The protesters today piloted an inflatable boat between the Nisshin Maru and supply ship the Oriental Bluebird during the operation, a spokesman on board the Greenpeace ship Esperanza said.
“They've gone ahead with refuelling now – it was too dangerous for us to continue blocking them because they were pushing their two ships together, which was quite a dangerous manoeuvre with people sitting between on a boat,” Greenpeace spokesman Dave Walsh told the ABC.
“So they are refuelling at this point and if they move on again, we'll be with them and if they try whaling again, we'll be there to stop them.”
Photos released by Greenpeace showed crew of the two whaling ships directing water hoses at the tiny inflatable as it navigated the narrow gap between them.
After delaying the refuelling, the Greenpeace activists went back to documenting whale meat being transferred into the Oriental Bluebird.
But they were harassed by Japanese vessels for more than an hour and were pushed away from the ships, a Greenpeace spokesman said.Shortly afterwards the Australian ship Oceanic Viking was spotted on the horizon and at 7pm (AEDT) it was close to the Esperanza and Japan's whaling fleet.
Mr Walsh said the refuelling was occurring south of the 60-degree line in the Southern Ocean in breach of the Antarctic Treaty, which contains a 1998 protocol to protect the environment.
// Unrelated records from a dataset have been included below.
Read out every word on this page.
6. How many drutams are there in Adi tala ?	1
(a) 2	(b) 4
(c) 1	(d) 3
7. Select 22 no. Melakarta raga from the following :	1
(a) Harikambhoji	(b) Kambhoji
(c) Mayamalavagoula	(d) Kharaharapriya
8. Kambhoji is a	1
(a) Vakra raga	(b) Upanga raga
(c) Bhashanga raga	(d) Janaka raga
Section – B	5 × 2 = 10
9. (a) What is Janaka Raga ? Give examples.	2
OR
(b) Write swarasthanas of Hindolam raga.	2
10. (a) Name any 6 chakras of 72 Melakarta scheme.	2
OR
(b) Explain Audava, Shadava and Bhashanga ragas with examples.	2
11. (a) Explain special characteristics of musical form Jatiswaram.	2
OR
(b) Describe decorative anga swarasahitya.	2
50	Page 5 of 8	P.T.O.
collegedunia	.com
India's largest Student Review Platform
Greenpeace also says the Panamanian-registered Oriental Bluebird does not have a Japanese government permit to be a part of the whaling fleet.
The Esperanza radioed a statement to the Bluebird calling on the vessel to leave Antarctic waters and was told to keep clear, Mr Walsh said.
He said two of the fleet's three catcher boats were also in the vicinity.
The Esperanza has been shadowing for the past 11 days the Nisshin Maru, which has rejoined the rest of the fleet in the wake of last week's international incident between protesters and whalers.
The Sea Shepherd Conservation Society says its ship the Steve Irwin – which had two crew detained and eventually returned after they boarded a Japanese harpoon boat – is about a day's sail from the whalers.
Steve Irwin captain Paul Irwin estimated the refuelling of the Nisshin Maru would take about six or seven hours, allowing his ship to narrow the gap.
“Either way it's a win-win situation. If they're running, they can't whale. If they stop, we'll engage them,” Capt Watson said.
The Japanese fleet is thought to have suspended whaling until the protest ships, which are unable to refuel, are forced to return to port.
“We're good for another couple of weeks and that's seriously cutting into their time,” Captain Watson said.
“Two weeks they've lost already. I think they're not going to get their quota because of those two weeks.
The Japanese fleet has a quota to kill 935 minkes and 50 fin whales during its so-called scientific whaling hunt over the summer.
Captain Watson says the Steve Irwin is being followed by another large drag trawler called the Fukuyoshi Maru No 68, which he claims is monitoring the Sea Shepherd ship's movements.